Although, over the centuries, sometimes Catholic leaders
did. At least on the more local level.
And, at other times, they showed themselves quite heroic in
defending Jews. And particularly so during the period in question. (I vigorously object, by the way, to those who call Pius XII "Hitler's pope" and claim that he was soft on Nazism. The historical record depicts him in quite the opposite way, and he has been unjustly maligned.)
I would rephrase Chap's comment, above, as follows:
Chap wrote:The Catholic Church felt perfectly able to apologize corporately 'to God and to people' for wrongs done to the Jews by its members precisely because nobody has ever accused the then hierarchy of the Catholic Church of having organized massacres of Jews - probably because they simply didn't.

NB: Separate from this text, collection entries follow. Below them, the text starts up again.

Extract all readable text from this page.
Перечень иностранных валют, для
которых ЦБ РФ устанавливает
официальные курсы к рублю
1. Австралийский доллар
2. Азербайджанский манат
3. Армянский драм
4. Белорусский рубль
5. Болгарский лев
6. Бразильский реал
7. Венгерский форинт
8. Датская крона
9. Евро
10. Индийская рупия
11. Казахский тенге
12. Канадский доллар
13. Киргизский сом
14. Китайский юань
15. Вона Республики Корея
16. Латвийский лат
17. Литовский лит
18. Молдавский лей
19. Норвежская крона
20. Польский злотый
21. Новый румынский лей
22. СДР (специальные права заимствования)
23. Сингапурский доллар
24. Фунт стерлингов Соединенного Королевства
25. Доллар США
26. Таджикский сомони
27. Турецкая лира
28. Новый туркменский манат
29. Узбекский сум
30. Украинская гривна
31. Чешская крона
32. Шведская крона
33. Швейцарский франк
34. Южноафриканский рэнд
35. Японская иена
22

On to the second part of Chap's comment:
Chap wrote:On the other hand, the CoJCoLDS has not apologized corporately for the wrongs done by its members at Mountain Meadows, even though this need not involve stating that the then leadership of the CoJCoLDS organized the massacre.
But, as I say, an institutional apology would, in the minds of many critics, constitute an admission of institutional guilt. And that would be a historical falsehood.
Furthermore, there is historically no question that certain distortions of Christian teaching over the centuries -- for which, sadly and by its own admission, the Catholic Church does bear some institutional responsibility -- have contributed to anti-Semitism in Europe. It is not inappropriate for the Catholic Church to apologize for that, and it has, very much to its credit, done so repeatedly. (Nowadays, and certainly since World War Two, the most virulent anti-Semitism is to be found among secular ideologues -- as the Nazis themselves pretty much were -- not among Christians.)
Again, by contrast, the best historical analysis of the factors leading to the Mountain Meadows Massacre shows little if any influence of Mormon doctrine on the events. There is, really, no need to invoke such influence as a factor -- Ockham's Razor is useful here as elsewhere -- because other factors explain what happened well enough without it.